A Utah bowhunter encountered her “biggest fear” while chasing elk during the season opener on Aug. 20. Laurien Elsholz, 23, was deep in a ravine near the Stansbury Mountains in Tooele County when the smell of death caught her attention and caused her to gag. Almost immediately, something emerged from the brush and swatted at her leg.
“I heard some crashing noises and then it all happened so fast,” Elsholz said. “I looked to my right and I was face to face with a mountain lion.”
She immediately struck the young cat in the head with her hiking pole, causing it to retreat a bit. By the time she processed what was going on, she realized that the cat wasn’t fully deterred. She started yelling out to her companions a few yards up the ravine, urging them to stay away.
“I started backing up while making eye contact with it and I backed into some thick trees and couldn’t go anymore, so I was kind of trapped,” Elsholz said. “I was trying to figure out how to get around this cat without something happening, and it lashed at me four times. It jumped at me, hissed, and was like ‘get out of here.’”
Elsholz recognizes that the cat was probably just trying to protect a kill.
“It had just killed something and wanted me to get away from its food. I used my stick to hit it one more time and it backed up a little bit, and that’s when I started recording.”
The video shows the cat walking back and forth with its tail tucked between its legs. Elsholz continued yelling throughout the video, and the cat starts walking toward her again right as the footage ends. According to Elsholz, the cat lashed out again, and she struck it with the stick a third time. She pushed to the right of the cat and started backing up the hill, facing the cat the whole time. Eventually she and her sister, girlfriend, and few friends got out of the woods, but not before the mountain lion followed them for about a mile.
Elsholz is grateful that the interaction wasn’t more violent. But when she posted the video on Facebook, her experience was met with lots of criticism. Some lamented in comments that the lion was completely calm and she wasn’t at any risk, and some berated her for not carrying a gun.
“Mountain lions rarely attack people.
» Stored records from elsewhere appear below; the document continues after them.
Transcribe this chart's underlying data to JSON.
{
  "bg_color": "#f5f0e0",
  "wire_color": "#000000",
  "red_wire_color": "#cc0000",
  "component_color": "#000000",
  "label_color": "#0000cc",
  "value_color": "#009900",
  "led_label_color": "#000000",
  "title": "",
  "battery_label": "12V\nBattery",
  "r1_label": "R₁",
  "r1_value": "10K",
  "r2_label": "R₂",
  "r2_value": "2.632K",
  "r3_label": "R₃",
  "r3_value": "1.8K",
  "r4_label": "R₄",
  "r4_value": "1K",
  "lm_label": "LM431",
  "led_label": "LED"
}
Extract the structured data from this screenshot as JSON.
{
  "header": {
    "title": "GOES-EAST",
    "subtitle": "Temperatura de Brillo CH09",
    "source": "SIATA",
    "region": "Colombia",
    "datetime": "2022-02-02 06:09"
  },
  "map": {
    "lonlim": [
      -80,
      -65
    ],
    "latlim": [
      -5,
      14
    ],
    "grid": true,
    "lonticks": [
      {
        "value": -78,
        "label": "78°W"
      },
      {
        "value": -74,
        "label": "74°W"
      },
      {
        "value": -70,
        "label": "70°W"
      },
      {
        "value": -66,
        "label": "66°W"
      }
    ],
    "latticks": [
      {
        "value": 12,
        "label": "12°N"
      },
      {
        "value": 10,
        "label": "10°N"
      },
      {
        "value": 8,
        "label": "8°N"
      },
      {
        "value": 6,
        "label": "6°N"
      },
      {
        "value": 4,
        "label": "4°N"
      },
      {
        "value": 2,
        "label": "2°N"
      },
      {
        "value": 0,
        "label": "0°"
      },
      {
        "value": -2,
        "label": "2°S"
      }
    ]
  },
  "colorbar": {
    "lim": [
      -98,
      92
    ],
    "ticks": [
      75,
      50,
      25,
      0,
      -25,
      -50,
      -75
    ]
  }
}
Saying you’re lucky to have gotten out alive is a bit of a stretch. You’re in lion country. That lion showed zero aggression towards you, so much so that you were able to get your phone out and record it. You’re lucky to have had the encounter,” one comment reads.
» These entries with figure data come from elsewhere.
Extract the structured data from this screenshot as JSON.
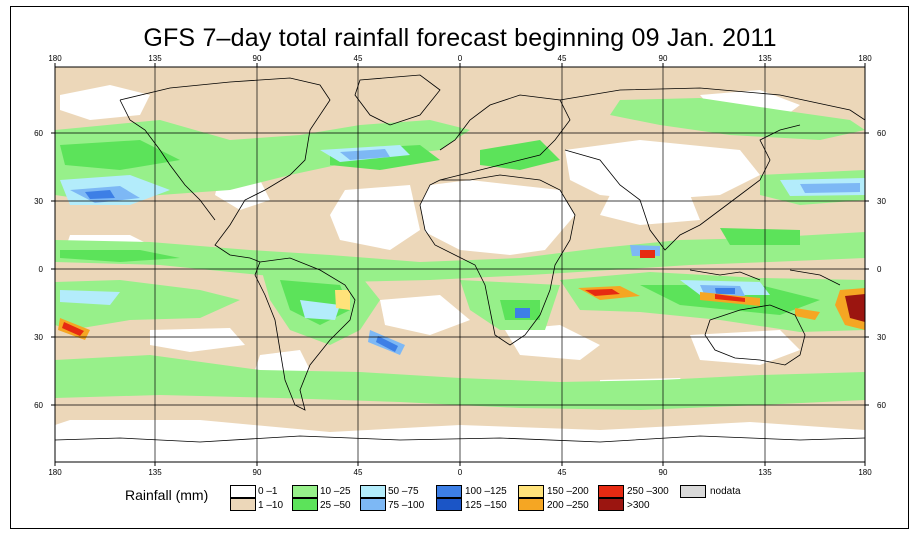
{
  "title": "GFS 7–day total rainfall forecast beginning 09 Jan. 2011",
  "axes": {
    "lon_labels": [
      "180",
      "135",
      "90",
      "45",
      "0",
      "45",
      "90",
      "135",
      "180"
    ],
    "lat_labels": [
      "60",
      "30",
      "0",
      "30",
      "60"
    ]
  },
  "legend": {
    "title": "Rainfall (mm)",
    "items": [
      {
        "label": "0 –1",
        "color": "#ffffff"
      },
      {
        "label": "1 –10",
        "color": "#ecd7b9"
      },
      {
        "label": "10 –25",
        "color": "#97f08a"
      },
      {
        "label": "25 –50",
        "color": "#5ce35a"
      },
      {
        "label": "50 –75",
        "color": "#b3ecfb"
      },
      {
        "label": "75 –100",
        "color": "#7db8f5"
      },
      {
        "label": "100 –125",
        "color": "#3d7fe6"
      },
      {
        "label": "125 –150",
        "color": "#1b55c6"
      },
      {
        "label": "150 –200",
        "color": "#ffe27a"
      },
      {
        "label": "200 –250",
        "color": "#f5a623"
      },
      {
        "label": "250 –300",
        "color": "#e62a12"
      },
      {
        "label": ">300",
        "color": "#9b1510"
      },
      {
        "label": "nodata",
        "color": "#d9d9d9"
      }
    ]
  },
  "colors": {
    "ocean_low": "#ecd7b9",
    "dry": "#ffffff",
    "coast": "#000000"
  }
}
Elsholz does consider herself lucky, but also points out that coming face to face with a mountain lion in the woods is undeniably scary no matter how calmly the cat behaves. And as she explains, the cat wasn’t necessarily calm, since it swatted her and swiped at her multiple times when she didn’t have her camera turned on.
As far as whether she should carry a gun or not, the avid shed hunter wants to get one at some point.
“I usually hook a large knife onto my hunting pack and carry bear spray on my side, but this day I totally spaced that I had bear spray because I was just so scared,” Elsholz says. “But I will look into getting a gun, because I would feel a lot safer going back to that mountain range again.”